The Hickeys were somewhat mollified after their first tour of Stone Cottage, and the evidence that Rigger appeared to be his own boss rather than just Chicky’s handyman. They had to admit that the place was very comfortable and what they called ‘well appointed’.

Gloria had decided to come and dress the set. She sat washing herself by the small range, giving the place an air of domesticity. Old lamps that the Miss Sheedys had once loved had been taken out and polished, rugs had been made by cutting out the better bits of old carpets and everything was brightly painted.

The wedding would be small and quiet. They didn’t want any show.

Nuala wrote one short letter and made one brief telephone call to wish them well but to say that she wouldn’t be able to come to the wedding.

‘Ah Mam, I’d love you to be here to meet Carmel and to see our home.’ Rigger hadn’t believed that she would refuse to come.

‘I’m not able to, Rigger. It wouldn’t work. I send you both my good wishes and my hopes for the future. I’m sure I will come one day and visit you another time.’

‘But I’ll only have one wedding day, Mam.’

‘That’s one more than I had,’ Nuala said.

‘But why are you still against me, Mam? I did what you and Nasey said I should do. I made a life here. I worked hard. I gave up all that stupid way of going on. Why won’t you come and see us getting married?’

‘I failed you, Rigger. I gave you no upbringing. I couldn’t look after you or guide you. I let you make a mess of your life. I have no part of what you have become. You did all that without me.’

‘Don’t talk like that. I’d be nothing if it weren’t for you. I was the eejit who wouldn’t listen. Please come, Mam.’

‘Not this time, Rigger. But maybe one day.’

‘And about the baby . . . if it’s a girl, we were going to call her Nuala.’

‘Don’t! Please don’t do that. I know you think it would please me but truly I don’t want it.’

‘Why, Mam? Why do you say that?’

‘Because I’m not worth it. When did I ever do anything properly for you, Rigger? Anything that worked? I ask myself that over and over and I can’t find an answer.’

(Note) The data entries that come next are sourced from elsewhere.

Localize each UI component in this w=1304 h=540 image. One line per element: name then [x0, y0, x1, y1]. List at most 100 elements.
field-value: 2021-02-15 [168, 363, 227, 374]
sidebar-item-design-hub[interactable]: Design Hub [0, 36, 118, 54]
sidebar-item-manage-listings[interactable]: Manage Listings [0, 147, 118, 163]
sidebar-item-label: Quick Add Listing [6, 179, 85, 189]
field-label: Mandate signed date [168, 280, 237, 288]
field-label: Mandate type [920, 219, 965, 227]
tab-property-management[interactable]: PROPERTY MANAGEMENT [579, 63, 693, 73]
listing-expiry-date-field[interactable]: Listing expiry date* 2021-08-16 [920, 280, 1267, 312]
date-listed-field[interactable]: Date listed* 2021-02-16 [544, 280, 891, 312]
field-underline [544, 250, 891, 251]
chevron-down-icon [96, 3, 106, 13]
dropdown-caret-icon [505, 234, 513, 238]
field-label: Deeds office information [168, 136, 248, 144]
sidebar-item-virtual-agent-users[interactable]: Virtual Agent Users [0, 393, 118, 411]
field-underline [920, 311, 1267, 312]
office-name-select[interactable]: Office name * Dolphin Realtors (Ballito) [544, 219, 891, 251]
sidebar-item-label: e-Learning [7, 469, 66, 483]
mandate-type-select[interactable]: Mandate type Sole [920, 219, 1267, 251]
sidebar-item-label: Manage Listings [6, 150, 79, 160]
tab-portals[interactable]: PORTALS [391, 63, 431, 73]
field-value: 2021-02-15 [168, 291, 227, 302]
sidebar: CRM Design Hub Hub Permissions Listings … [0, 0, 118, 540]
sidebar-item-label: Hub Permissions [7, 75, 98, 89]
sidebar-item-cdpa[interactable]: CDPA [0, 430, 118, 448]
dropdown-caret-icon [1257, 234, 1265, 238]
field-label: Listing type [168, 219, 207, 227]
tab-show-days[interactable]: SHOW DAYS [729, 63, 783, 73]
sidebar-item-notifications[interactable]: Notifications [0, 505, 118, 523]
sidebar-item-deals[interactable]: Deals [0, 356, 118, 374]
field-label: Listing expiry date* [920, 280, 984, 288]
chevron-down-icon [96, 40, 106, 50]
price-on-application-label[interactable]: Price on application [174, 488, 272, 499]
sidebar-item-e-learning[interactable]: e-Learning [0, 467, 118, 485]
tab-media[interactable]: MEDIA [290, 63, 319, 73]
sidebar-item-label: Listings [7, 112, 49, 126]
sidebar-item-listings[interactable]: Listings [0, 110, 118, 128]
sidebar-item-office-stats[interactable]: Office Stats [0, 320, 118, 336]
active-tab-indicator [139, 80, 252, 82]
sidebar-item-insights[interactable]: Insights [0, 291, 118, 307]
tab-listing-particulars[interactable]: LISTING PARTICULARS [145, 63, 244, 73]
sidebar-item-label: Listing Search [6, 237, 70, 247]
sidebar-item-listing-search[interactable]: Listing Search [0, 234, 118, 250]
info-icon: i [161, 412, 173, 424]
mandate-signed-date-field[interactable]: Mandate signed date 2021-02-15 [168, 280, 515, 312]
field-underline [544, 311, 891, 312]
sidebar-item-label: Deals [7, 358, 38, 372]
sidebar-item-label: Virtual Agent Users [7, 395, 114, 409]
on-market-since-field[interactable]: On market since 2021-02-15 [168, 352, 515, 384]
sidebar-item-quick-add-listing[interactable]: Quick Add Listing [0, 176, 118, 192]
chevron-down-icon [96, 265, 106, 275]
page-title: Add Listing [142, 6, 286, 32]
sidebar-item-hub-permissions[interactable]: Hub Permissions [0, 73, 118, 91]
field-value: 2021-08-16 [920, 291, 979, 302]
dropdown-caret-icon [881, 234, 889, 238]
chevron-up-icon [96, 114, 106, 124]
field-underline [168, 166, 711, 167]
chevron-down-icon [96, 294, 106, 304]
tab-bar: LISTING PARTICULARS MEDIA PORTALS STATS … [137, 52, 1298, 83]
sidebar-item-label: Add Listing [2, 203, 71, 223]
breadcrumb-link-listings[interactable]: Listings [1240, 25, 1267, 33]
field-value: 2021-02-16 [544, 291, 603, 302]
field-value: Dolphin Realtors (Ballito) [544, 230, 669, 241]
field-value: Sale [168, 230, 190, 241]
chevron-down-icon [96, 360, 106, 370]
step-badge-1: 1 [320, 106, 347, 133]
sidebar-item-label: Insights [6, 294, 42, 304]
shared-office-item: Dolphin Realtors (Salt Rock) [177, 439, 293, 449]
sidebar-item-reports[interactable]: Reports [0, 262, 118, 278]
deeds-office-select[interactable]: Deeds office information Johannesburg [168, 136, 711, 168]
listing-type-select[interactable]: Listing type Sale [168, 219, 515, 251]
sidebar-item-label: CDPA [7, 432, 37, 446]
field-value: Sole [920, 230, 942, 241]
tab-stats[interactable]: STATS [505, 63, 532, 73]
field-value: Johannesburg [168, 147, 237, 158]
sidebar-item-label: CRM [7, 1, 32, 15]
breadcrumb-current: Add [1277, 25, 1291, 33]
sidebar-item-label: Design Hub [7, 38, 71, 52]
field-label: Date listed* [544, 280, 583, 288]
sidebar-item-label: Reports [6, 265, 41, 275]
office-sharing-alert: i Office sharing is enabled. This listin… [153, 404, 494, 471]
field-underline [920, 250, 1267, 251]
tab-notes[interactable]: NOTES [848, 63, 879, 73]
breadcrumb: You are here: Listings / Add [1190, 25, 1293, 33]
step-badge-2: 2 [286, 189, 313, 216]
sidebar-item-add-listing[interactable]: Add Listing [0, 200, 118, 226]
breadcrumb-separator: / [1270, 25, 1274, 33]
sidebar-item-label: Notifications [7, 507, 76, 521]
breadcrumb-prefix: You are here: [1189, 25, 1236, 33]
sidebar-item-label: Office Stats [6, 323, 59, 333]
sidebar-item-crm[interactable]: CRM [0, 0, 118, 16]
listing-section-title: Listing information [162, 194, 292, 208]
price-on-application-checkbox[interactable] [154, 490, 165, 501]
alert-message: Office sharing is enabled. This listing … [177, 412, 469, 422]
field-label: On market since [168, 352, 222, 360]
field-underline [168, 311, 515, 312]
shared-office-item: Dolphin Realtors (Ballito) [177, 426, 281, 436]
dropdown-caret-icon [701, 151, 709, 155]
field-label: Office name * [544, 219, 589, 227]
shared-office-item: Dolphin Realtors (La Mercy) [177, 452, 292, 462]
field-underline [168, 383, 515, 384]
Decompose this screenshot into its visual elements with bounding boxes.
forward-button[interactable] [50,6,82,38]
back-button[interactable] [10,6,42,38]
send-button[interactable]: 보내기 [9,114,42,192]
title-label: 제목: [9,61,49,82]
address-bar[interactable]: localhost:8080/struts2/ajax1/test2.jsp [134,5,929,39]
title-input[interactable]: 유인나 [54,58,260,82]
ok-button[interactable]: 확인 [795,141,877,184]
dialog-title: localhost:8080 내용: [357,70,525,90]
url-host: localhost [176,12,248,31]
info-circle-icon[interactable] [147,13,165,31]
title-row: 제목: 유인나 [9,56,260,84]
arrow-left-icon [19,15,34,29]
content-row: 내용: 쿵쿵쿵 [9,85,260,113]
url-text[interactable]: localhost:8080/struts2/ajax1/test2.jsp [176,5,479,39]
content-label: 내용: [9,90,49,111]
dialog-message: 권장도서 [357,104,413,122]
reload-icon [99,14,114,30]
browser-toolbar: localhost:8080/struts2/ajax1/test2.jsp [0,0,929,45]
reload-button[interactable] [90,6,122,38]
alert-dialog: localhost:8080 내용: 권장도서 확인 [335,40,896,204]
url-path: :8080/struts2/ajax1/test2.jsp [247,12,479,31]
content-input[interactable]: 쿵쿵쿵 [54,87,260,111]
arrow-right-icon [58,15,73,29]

She sent a wedding gift of an expensive glass vase with a card saying she was so sorry not to be able to be there in person.

Carmel understood.

‘We should let her wait until she’s ready. When the baby is born she’ll be here like a flash and then we’ll show her what a good job she made of you.’

The wedding day itself went better than they might have hoped. Nasey came from Dublin with Rigger’s cousin Dingo.

Nasey smoothed things over with the Hickeys. Rigger’s mother would definitely have been here if she could, but sadly she had not felt strong enough to travel. She sent everyone her good wishes.

Privately he told Chicky that his sister was retreating further and further.

No need to upset the boy by telling him this, but she seemed to have disengaged with her son entirely.